Does commercial yeast in no knead dough turn to sourdough in a few days

I’ve been using the Bread in 5 no knead method with Bioreal yeast. Since the dough is kept in the refrigerator for up to a week does it eventually turn to sourdough?

Part of the fermentation in sourdough comes, not from the yeasts, per se, but from bacteria. Dough made with baker’s yeast (or even with no yeast at all) can turn sour simply because of bacteria present in the flour. I think, if there is an appreciable quantity of yeast in the dough, though, that by the time the dough turns sour, the yeast will have eaten most of the available sugars and starches, so you wouldn’t be able to turn it into anything like a good loaf of bread.

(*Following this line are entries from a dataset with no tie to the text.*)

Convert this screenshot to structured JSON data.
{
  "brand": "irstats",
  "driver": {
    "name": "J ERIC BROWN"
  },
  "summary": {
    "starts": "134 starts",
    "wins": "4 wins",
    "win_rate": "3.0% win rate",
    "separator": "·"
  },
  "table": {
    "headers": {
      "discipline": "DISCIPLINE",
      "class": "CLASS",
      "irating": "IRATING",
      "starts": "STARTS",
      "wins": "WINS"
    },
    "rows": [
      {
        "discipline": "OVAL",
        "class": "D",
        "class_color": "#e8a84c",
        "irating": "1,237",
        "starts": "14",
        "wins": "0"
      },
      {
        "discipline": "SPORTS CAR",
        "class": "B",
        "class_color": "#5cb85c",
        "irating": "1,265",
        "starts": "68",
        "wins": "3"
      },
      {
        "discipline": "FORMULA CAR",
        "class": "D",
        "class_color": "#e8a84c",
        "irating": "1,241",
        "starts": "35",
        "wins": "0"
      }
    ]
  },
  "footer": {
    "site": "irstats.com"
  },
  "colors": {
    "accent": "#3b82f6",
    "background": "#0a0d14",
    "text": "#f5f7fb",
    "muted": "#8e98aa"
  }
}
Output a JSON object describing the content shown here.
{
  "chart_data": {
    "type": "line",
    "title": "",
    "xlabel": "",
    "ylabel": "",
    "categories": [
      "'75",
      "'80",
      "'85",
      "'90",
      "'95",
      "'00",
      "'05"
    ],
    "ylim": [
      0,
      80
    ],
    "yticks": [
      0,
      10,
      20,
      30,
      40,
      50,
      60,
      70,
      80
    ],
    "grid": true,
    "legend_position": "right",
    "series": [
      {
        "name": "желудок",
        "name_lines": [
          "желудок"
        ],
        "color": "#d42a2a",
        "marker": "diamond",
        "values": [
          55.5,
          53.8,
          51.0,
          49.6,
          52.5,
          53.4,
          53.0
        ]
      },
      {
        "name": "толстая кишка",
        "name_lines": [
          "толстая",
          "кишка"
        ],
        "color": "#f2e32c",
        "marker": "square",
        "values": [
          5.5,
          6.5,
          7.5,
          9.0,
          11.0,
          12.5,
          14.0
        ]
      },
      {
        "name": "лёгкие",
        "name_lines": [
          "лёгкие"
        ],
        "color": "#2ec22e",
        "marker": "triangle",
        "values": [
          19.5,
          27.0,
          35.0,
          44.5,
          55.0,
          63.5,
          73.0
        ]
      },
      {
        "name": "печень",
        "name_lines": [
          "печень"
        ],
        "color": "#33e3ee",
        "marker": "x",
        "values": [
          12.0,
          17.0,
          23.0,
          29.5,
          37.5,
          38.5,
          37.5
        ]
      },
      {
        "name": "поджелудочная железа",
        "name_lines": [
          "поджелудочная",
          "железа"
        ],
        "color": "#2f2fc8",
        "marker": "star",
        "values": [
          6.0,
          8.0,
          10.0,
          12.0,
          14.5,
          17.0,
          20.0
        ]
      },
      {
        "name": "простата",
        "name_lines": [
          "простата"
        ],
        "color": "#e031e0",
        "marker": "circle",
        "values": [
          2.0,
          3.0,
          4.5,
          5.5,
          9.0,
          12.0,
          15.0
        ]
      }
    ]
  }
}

If you start a pre-fermentation dough, or “biga,” a day in advance, using part of the water and flour from your recipe and just a pinch of yeast, you can get some bacterial development going which lends good flavor and superior texture to your bread. (Carol Field’s book, The Italian Baker, goes into the process of prefermentation with great clarity. I think it was this book that popularized the use of bigas among home bakers in America.)

I have experimented with adding a couple of tablespoons of (liquid) buttermilk—the kind with live culture—to yeasted dough. When I did that, I used a very small quantity of yeast (1/4 tsp) so that the fermentation would take a long time. This gave the bacteria in the buttermilk (acidophilus, I think) time to get active. The resulting bread did have a sourdough kind of flavor, and the long fermenting process gave it a good texture and blistered crust.